One of the main topics in differential topology is the study of special kinds of smooth mappings between manifolds, namely immersions and submersions, and the intersections of submanifolds via transversality. More generally one is interested in properties and invariants of smooth manifolds which are carried over by diffeomorphisms, another special kind of smooth mapping. Morse theory is another branch of differential topology, in which topological information about a manifold is deduced from changes in the rank of the Jacobian of a function.
For a list of differential topology topics, see the following reference: List of differential geometry topics.
Differential topology versus differential geometry
Differential topology and differential geometry are first characterized by their similarity. They both study primarily the properties of differentiable manifolds, sometimes with a variety of structures imposed on them.

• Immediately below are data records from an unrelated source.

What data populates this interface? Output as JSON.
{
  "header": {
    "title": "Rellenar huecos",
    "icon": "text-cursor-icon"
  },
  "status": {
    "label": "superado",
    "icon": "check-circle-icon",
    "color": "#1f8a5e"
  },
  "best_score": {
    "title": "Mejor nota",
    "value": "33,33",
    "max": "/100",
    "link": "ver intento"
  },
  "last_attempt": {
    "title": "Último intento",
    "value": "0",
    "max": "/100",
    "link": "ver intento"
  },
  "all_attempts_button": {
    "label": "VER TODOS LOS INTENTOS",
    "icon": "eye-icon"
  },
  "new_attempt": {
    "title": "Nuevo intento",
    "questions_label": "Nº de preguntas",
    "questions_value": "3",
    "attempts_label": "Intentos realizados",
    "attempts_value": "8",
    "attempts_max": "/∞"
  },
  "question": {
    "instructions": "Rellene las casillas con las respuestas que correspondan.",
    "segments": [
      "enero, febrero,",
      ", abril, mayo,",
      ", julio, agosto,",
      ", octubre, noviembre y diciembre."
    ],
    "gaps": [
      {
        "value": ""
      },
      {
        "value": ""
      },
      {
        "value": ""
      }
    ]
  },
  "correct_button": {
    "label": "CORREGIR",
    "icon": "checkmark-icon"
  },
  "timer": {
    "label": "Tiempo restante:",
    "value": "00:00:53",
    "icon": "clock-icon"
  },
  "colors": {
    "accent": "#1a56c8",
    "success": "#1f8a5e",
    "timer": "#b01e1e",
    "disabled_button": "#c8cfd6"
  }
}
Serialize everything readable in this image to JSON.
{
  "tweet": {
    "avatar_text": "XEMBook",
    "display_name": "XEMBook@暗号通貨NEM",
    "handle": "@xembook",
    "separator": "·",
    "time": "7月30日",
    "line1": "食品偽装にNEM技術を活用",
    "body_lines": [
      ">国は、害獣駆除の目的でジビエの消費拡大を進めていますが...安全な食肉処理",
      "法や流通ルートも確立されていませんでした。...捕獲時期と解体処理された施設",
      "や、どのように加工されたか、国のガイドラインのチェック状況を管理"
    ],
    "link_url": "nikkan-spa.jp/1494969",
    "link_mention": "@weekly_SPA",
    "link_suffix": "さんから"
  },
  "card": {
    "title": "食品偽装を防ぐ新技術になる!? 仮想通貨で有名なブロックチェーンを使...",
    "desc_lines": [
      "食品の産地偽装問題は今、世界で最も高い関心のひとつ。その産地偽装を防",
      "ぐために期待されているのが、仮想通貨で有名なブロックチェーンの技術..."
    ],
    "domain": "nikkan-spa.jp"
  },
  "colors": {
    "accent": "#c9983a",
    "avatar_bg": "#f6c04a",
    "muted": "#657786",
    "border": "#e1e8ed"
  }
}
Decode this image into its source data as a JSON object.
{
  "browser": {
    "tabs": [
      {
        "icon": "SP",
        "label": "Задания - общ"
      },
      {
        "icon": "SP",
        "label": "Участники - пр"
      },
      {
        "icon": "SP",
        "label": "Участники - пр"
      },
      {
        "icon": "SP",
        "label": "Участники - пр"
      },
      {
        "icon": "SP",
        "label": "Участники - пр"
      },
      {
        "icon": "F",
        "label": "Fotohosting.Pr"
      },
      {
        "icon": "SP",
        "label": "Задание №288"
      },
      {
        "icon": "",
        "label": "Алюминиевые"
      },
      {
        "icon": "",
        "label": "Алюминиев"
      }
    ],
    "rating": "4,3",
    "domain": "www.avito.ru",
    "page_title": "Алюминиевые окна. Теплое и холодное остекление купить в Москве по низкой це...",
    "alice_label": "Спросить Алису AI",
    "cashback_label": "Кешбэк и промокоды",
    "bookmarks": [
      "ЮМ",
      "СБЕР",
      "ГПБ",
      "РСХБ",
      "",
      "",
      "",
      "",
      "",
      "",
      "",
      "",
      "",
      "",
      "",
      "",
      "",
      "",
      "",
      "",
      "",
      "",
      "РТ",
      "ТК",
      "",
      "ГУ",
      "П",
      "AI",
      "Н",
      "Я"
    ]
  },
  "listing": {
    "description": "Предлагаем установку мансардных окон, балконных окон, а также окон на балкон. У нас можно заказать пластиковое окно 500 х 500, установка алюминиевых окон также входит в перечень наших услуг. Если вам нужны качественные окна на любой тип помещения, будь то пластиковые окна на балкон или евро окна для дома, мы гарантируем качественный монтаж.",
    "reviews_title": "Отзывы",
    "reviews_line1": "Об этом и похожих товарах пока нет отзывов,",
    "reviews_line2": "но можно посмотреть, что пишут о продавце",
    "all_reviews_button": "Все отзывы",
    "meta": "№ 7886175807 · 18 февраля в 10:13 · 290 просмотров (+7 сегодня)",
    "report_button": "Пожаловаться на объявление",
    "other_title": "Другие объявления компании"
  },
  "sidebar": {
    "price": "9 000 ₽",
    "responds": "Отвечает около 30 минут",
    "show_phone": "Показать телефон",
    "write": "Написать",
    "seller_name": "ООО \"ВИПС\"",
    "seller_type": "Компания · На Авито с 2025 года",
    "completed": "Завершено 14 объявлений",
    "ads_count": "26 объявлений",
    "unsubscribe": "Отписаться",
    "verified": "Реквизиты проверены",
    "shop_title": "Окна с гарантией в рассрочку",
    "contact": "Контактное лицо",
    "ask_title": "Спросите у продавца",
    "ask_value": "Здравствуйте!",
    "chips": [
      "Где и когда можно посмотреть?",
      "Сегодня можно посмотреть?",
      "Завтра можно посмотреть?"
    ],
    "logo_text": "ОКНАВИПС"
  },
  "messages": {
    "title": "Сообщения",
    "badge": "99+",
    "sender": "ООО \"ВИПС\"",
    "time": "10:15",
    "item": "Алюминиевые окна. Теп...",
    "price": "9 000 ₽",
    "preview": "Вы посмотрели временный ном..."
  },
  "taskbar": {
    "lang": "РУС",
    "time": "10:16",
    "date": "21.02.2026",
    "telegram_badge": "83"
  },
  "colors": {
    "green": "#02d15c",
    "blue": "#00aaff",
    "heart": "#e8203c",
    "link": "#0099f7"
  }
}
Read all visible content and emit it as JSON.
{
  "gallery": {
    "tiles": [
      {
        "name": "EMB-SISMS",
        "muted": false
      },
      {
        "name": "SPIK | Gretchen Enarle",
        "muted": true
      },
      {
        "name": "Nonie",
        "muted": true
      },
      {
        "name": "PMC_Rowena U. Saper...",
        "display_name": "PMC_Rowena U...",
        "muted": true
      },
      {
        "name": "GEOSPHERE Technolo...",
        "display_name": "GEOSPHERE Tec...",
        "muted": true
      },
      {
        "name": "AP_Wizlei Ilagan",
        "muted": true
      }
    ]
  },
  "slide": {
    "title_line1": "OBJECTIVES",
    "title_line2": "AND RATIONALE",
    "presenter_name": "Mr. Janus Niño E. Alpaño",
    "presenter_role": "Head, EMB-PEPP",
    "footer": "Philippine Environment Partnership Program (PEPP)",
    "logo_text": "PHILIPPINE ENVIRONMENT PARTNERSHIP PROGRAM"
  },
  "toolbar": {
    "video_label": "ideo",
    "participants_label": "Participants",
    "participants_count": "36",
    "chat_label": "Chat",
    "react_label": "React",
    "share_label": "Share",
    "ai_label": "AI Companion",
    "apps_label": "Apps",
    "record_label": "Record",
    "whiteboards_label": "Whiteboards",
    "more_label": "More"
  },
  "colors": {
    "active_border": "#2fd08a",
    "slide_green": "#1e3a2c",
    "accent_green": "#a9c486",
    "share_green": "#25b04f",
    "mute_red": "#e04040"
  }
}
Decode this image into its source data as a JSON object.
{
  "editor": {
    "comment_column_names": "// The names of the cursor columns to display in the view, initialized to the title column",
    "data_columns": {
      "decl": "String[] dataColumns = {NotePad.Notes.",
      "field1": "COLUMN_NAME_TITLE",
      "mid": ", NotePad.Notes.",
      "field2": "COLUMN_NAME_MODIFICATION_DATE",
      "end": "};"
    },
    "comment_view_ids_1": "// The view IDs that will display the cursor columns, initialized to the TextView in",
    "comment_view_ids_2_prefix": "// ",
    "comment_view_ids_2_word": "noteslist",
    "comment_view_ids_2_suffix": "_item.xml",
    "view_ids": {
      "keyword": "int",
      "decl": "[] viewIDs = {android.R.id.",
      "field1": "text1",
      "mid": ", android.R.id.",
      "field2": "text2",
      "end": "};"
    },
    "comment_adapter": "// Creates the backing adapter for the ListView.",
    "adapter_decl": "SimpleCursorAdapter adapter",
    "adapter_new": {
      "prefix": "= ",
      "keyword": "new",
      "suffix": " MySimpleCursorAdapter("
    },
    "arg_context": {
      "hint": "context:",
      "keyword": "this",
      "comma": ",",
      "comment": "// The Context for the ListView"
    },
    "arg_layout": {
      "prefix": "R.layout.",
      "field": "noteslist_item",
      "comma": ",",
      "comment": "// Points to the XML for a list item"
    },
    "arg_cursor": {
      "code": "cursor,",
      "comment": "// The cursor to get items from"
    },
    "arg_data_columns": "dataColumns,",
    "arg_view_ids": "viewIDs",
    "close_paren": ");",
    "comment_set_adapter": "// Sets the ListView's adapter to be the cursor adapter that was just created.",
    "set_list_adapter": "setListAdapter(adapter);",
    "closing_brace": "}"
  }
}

One major difference lies in the nature of the problems that each subject tries to address. In one view, differential topology distinguishes itself from differential geometry by studying primarily those problems which are inherently global. Consider the example of a coffee cup and a donut (see this example). From the point of view of differential topology, the donut and the coffee cup are the same (in a sense). A differential topologist imagines that the donut is made out of a rubber sheet, and that the rubber sheet can be smoothly reshaped from its original configuration as a donut into a new configuration in the shape of a coffee cup without tearing the sheet or gluing bits of it together. This is an inherently global view, though, because there is no way for the differential topologist to tell whether the two objects are the same (in this sense) by looking at just a tiny (local) piece of either of them. He must have access to each entire (global) object.